Still, I think fundamental tax reform that rewrites the tax code (e.g., the House Blueprint or something like it) will prove to be a bridge too far. But that isn't to say we won't get a tax cut - for both businesses and individuals.

Although my personal preference is for a revenue neutral bill in which the changes to the tax code are permanent, I'm not sure how likely that is at this point. If the Administration wants a quick legislative victory, they could shoot for simple tax cuts (without matching pay-fors) and get it done through reconciliation. Then we might be looking at another batch of temporary tax cuts that sunset after a decade; much like we had in the early 2000s.

Temporary measures aren't ideal from a policy perspective, but the world won't come to an end because a bunch of wonks and academics are mildly displeased with the outcome. Budget hawks will also hate the idea of adding to the deficit, but I'm not sure there are many of them left.

Thanks for leaving feedback.

Mike55Mar 30, 2017

"Then we might be looking at another batch of temporary tax cuts that sunset after a decade . . . [b]udget hawks will also hate the idea of adding to the deficit, but I'm not sure there are many of them left."

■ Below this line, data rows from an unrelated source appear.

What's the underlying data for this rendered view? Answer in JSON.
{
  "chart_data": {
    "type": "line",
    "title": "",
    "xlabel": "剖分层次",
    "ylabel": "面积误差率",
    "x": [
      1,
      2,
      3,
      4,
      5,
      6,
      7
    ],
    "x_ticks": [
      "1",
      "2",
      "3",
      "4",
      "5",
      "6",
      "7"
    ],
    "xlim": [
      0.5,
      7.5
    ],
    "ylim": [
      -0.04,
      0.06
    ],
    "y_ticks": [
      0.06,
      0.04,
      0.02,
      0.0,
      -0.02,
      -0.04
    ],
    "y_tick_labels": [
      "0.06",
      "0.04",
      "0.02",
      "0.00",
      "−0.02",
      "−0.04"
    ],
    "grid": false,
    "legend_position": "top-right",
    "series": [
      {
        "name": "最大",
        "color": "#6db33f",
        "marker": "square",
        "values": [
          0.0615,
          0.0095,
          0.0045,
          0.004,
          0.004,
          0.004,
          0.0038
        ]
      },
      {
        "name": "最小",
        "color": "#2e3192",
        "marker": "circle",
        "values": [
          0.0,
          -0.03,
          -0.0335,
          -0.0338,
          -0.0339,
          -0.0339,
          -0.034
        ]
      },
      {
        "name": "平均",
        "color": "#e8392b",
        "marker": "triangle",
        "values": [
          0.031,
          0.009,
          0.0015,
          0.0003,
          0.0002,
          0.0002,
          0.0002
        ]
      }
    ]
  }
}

Fully agreed this is a very plausible outcome. "Easier than healthcare" certainly doesn't mean "easy" after all.

Like you I would deem this a bad policy outcome. I think sometimes people get so focused on the nuts and bolts of the budget (e.g., exactly how much debt load can we handle, does printing the world's "reserve currency" give us unfettered budget flexibility, will increased economic growth render budget concerns moot, etc.) they miss the forest for the trees. We need some mechanism to (1) incentivize elected officials to consume our limited resources efficiently, and (2) score-keep how well they are doing at that task. The budget is a blunt tool for accomplishing these goals, but if there's a viable alternative I've yet to hear about it.

Edmund DantesMar 30, 2017

Excellent and entertaining debate.

At one time I thought tax reform should be easy, just re-adopt the 1986 Tax Act that gave us so many years of prosperity and declining deficits. Seems obvious.

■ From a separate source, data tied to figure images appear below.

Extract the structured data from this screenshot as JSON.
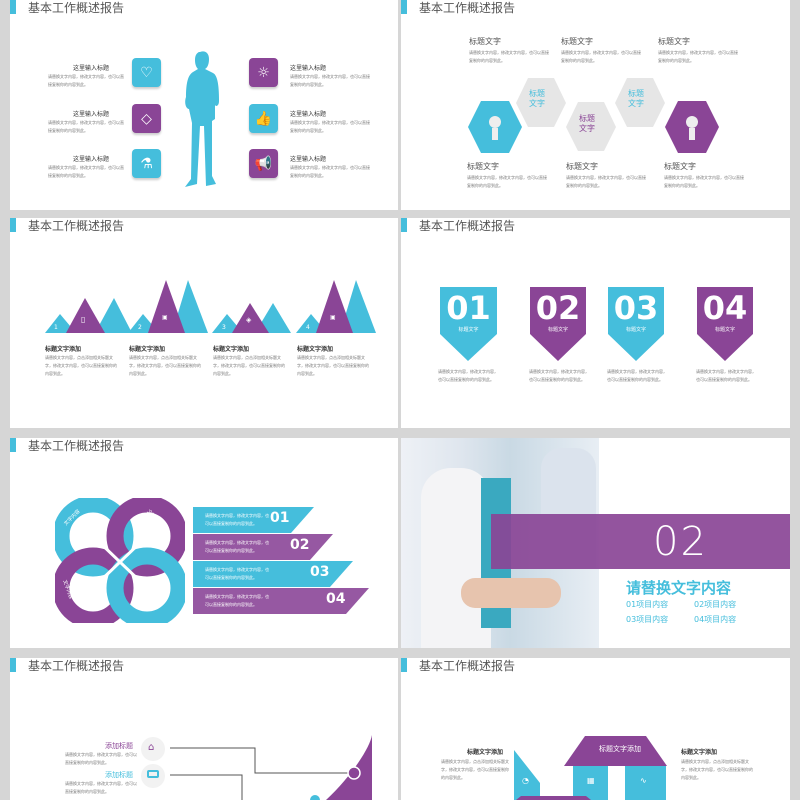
{
  "colors": {
    "cyan": "#45bedc",
    "purple": "#8a4596"
  },
  "slide_title": "基本工作概述报告",
  "filler": "请替换文字内容，修改文字内容，也可以直接复制你的内容到此。",
  "slide1": {
    "items": [
      {
        "label": "这里输入标题",
        "icon": "heart-icon"
      },
      {
        "label": "这里输入标题",
        "icon": "diamond-icon"
      },
      {
        "label": "这里输入标题",
        "icon": "flask-icon"
      },
      {
        "label": "这里输入标题",
        "icon": "lightbulb-icon"
      },
      {
        "label": "这里输入标题",
        "icon": "thumbs-up-icon"
      },
      {
        "label": "这里输入标题",
        "icon": "megaphone-icon"
      }
    ]
  },
  "slide2": {
    "heading": "标题文字",
    "hex_line1": "标题",
    "hex_line2": "文字"
  },
  "slide3": {
    "heading": "标题文字添加",
    "numbers": [
      "1",
      "2",
      "3",
      "4"
    ],
    "body": "请替换文字内容，点击添加相关标题文字，修改文字内容，也可以直接复制你的内容到此。"
  },
  "slide4": {
    "numbers": [
      "01",
      "02",
      "03",
      "04"
    ],
    "caption": "标题文字"
  },
  "slide5": {
    "petal_label": "文字内容",
    "numbers": [
      "01",
      "02",
      "03",
      "04"
    ]
  },
  "slide6": {
    "number": "02",
    "headline": "请替换文字内容",
    "items": [
      "01项目内容",
      "02项目内容",
      "03项目内容",
      "04项目内容"
    ]
  },
  "slide7": {
    "labels": [
      "添加标题",
      "添加标题"
    ]
  },
  "slide8": {
    "heading": "标题文字添加"
  }
}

At this point, I'm hoping instead for something like ERTA, a "Christmas tree" of tax benefits so compelling that it becomes bipartisan, avoiding the 10-year sunset. Trouble is, all the easy tax benefits have already been distributed.

Instead of talking about how hard it will be to limit itemized deductions, we ought to be talking about major base broadening. We ought to eliminate tax-exempt status entirely, and bring everyone into the tax tent--churches, schools, hospitals, everyone. It is fundamentally unfair that I have to pay taxes on my paltry investment income and the $36 billion Harvard endowment pays nothing. These forgone tax are so large they aren't even tallied as tax expenditures. The non-for-profit sector has grown up, and no longer requires tax subsidies to fulfill its mission.

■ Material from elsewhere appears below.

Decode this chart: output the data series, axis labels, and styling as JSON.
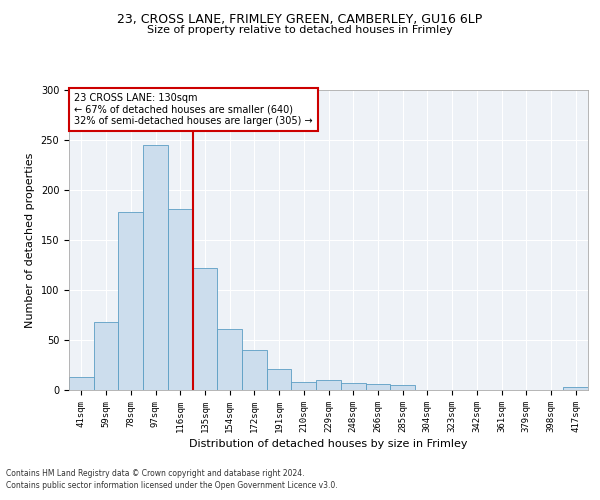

And while we're at it, all muni bond income ought to be taxable. That tax subsidy has been abused and has encouraged excessive borrowing at the state and local levels.

These are the tax subsidies that the 1% really care about.

Bob GoulderMar 30, 2017

Harvard University has been described (half-jokingly) as a 36 billion dollar hedge fund with a few class rooms, a rowing team, and a glee club. As viewed through a tax prism, that's not far off. One does need to question the policy basis for their tax exemption. When people talk about the need to broadening the tax base (in order to pay for rate reductions), the tax-exempt sector would be a fine place to start. Thanks for commenting.

Thomas HaleckyMay 10, 2017

As a deeply disappointed Trump voter, you see first hand that attempt to increase the disparity between the middle class and the wealthy. The healthcare proposal obviously accomplishes this goal. The defacto elimination of itemized deductions will also work hard at eliminating personal wealth for the middle-class. Home ownership, historically was the best way for the average person to generate personal wealth. By eliminating the tax deduction and doubling itemized deductions, you eliminate the incentive to buy.

You want to make the 'common mans' tax return easier. Eliminate unreimbursed employee expenses - a million unanswered and unverified questions go away.